Штурман поставил острие карандаша на карту.
— Это наше место, товарищ контр-адмирал. Широта… долгота…
Перенёс карандаш ниже. Опять поставил его вертикально, воткнув тонкое острие в карту.
— Здесь цель. Следует курсом… — Он положил линейку, собираясь прочертить линию.
— Докладывайте наше место через каждые пять минут. — Адмирал сказал это сердито, отрывисто. Как будто бы он был недоволен штурманом. Тот вытянулся. Адмирал смотрел на карту.
Большой лист, во всю ширину и длину прокладочного столика. Большой лист, испещрённый множеством точек — отметки глубин, — и рядом с ними цифры, маленькие, частые, как мошкара, целой тучей упавшая с воздуха и оставшаяся здесь сидеть. Кое-где стрелка течения да линия параллелей, и больше ничего: ни красок, ни знаков.
Адмирал смотрел на серую рябь цифр, смотрел на точки, оставленные карандашом штурмана, и на лице его вдруг отразилось смущение. Как будто бы отголоски сильных чувств, взволновавших душу и удерживаемых волею, всё-таки вырвались наружу, проступили во взгляде, в нервном движении руки, чуть приподнявшейся и опущенной.
— Командир! — сказал адмирал, поворачиваясь к командиру эсминца. — Командир, — повторил он, и голос его звучал властно и несколько торжественно, — выжмите все из машин!

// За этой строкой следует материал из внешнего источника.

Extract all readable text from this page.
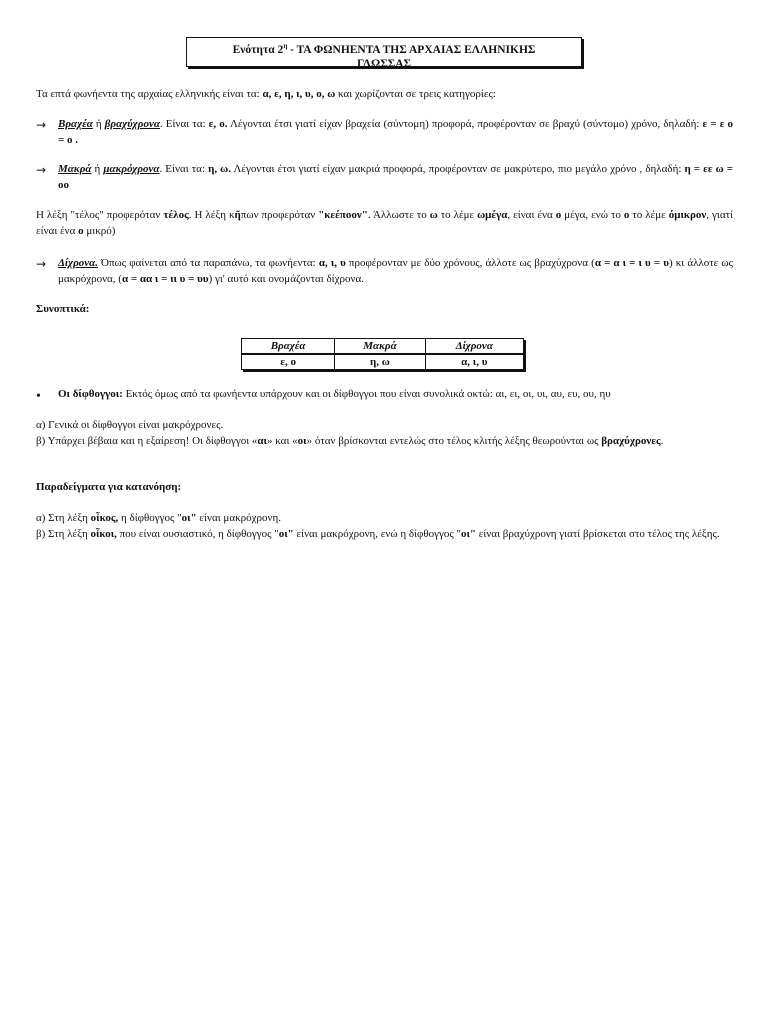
Ενότητα $2^\eta$ - ΤΑ ΦΩΝΗΕΝΤΑ ΤΗΣ ΑΡΧΑΙΑΣ ΕΛΛΗΝΙΚΗΣ
ΓΛΩΣΣΑΣ
Τα επτά φωνήεντα της αρχαίας ελληνικής είναι τα: α, ε, η, ι, υ, ο, ω και χωρίζονται σε τρεις κατηγορίες:
→ Βραχέα ή βραχύχρονα. Είναι τα: ε, ο. Λέγονται έτσι γιατί είχαν βραχεία (σύντομη) προφορά, προφέρονταν σε βραχύ (σύντομο) χρόνο, δηλαδή: ε = ε ο = ο .
→ Μακρά ή μακρόχρονα. Είναι τα: η, ω. Λέγονται έτσι γιατί είχαν μακριά προφορά, προφέρονταν σε μακρύτερο, πιο μεγάλο χρόνο , δηλαδή: η = εε ω = οο
Η λέξη "τέλος" προφερόταν τέλος. Η λέξη κῆπων προφερόταν "κεέπoον". Άλλωστε το ω το λέμε ωμέγα, είναι ένα ο μέγα, ενώ το ο το λέμε όμικρον, γιατί είναι ένα ο μικρό)
→ Δίχρονα. Όπως φαίνεται από τα παραπάνω, τα φωνήεντα: α, ι, υ προφέρονταν με δύο χρόνους, άλλοτε ως βραχύχρονα (α = α ι = ι υ = υ) κι άλλοτε ως μακρόχρονα, (α = αα ι = ιι υ = υυ) γι' αυτό και ονομάζονται δίχρονα.
Συνοπτικά:
Βραχέα	Μακρά	Δίχρονα
ε, ο	η, ω	α, ι, υ
• Οι δίφθογγοι: Εκτός όμως από τα φωνήεντα υπάρχουν και οι δίφθογγοι που είναι συνολικά οκτώ: αι, ει, οι, υι, αυ, ευ, ου, ηυ
α) Γενικά οι δίφθογγοι είναι μακρόχρονες.
β) Υπάρχει βέβαια και η εξαίρεση! Οι δίφθογγοι «αι» και «οι» όταν βρίσκονται εντελώς στο τέλος κλιτής λέξης θεωρούνται ως βραχύχρονες.
Παραδείγματα για κατανόηση:
α) Στη λέξη οἶκος, η δίφθογγος "οι" είναι μακρόχρονη.
β) Στη λέξη οἶκοι, που είναι ουσιαστικό, η δίφθογγος "οι" είναι μακρόχρονη, ενώ η δίφθογγος "οι" είναι βραχύχρονη γιατί βρίσκεται στο τέλος της λέξης.
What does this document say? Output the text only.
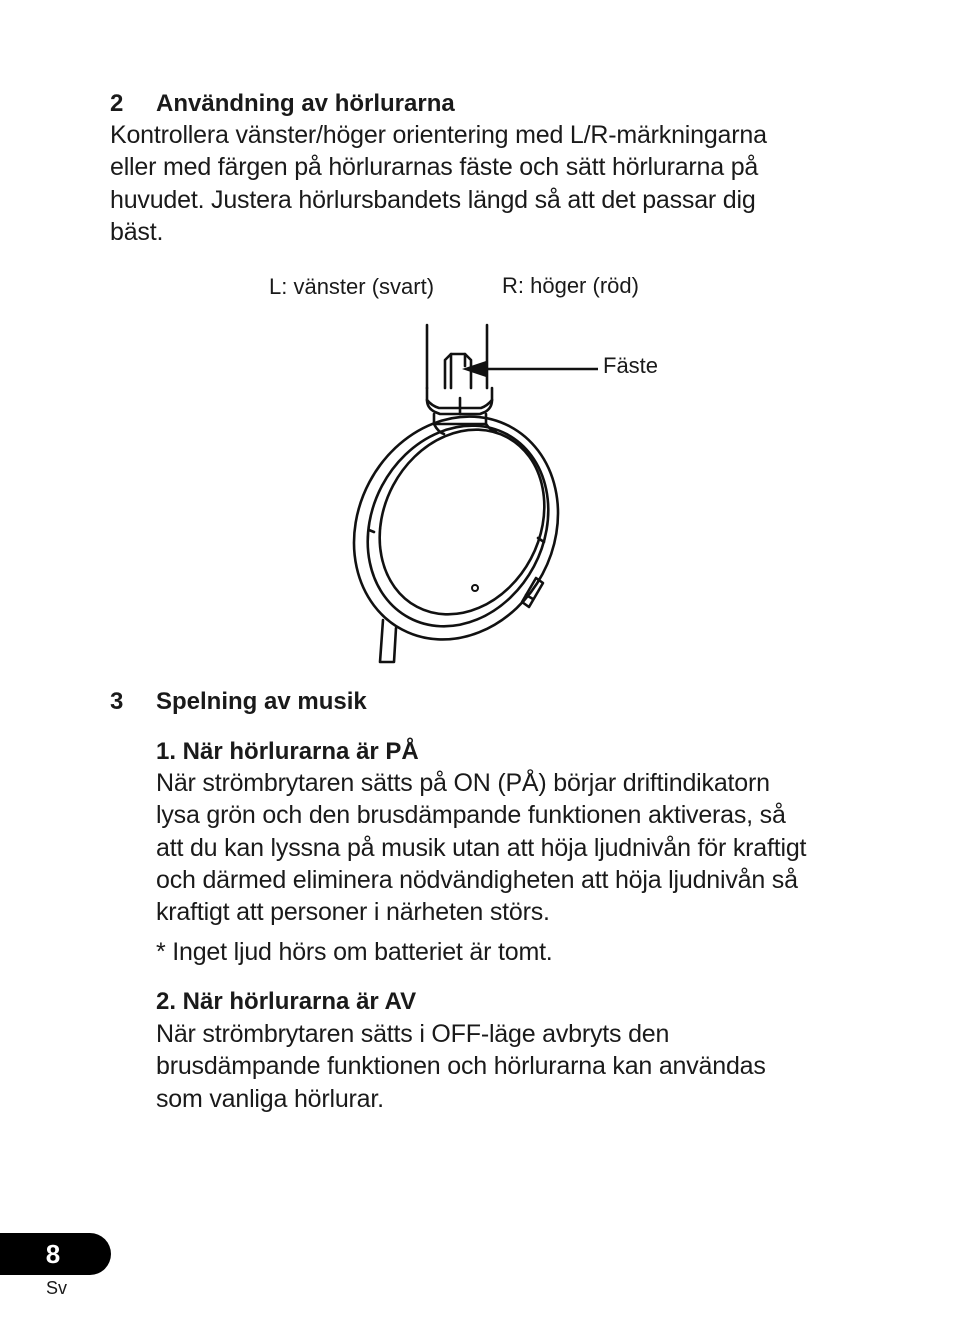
2 Användning av hörlurarna
Kontrollera vänster/höger orientering med L/R-märkningarna
eller med färgen på hörlurarnas fäste och sätt hörlurarna på
huvudet. Justera hörlursbandets längd så att det passar dig
bäst.
L: vänster (svart)	R: höger (röd)
Fäste
3 Spelning av musik
1. När hörlurarna är PÅ
När strömbrytaren sätts på ON (PÅ) börjar driftindikatorn
lysa grön och den brusdämpande funktionen aktiveras, så
att du kan lyssna på musik utan att höja ljudnivån för kraftigt
och därmed eliminera nödvändigheten att höja ljudnivån så
kraftigt att personer i närheten störs.
* Inget ljud hörs om batteriet är tomt.
2. När hörlurarna är AV
När strömbrytaren sätts i OFF-läge avbryts den
brusdämpande funktionen och hörlurarna kan användas
som vanliga hörlurar.
8
Sv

Все!
И уже глуше, как бы успокаивая себя, он бросил отрывисто:
— Дать аварийный… «Ревущего» предупредить: пусть не отстаёт!
Когда волна, невысокая и пологая, которую отбрасывают в сторону корабельные скулы, становится похожей на вал, крутой и обрывистый, когда вспененные струи, бегущие вдоль бортов, вскипают и убегают к корме широкими пенными потоками, когда за кормой вода не бурлит и кипит, а ревёт и клокочет, когда с её дико крутящихся струй срываются брызги и будто водяной смерч начинает вставать за кормой, когда воздушный поток, шумящий от носа к корме, становится настолько тугим, что затрудняет движение, срывает с головы фуражки и офицерам приходится опускать под подбородок ремешки, когда корпус уже не дрожит, а вибрирует (ещё минуты — и, кажется, он начнёт разрываться по швам), когда корабельные трубы раскаляются и, как говорят моряки, начинают гореть, когда звук турбин похож на натруженный стон, когда машины работают на износ и о машинах уже никто не думает, — тогда ход корабля называется аварийным.
Адмирал стоял и смотрел на карту.
Старший лейтенант, прижав к карте линейку, проложил тонкую линию корабельного курса.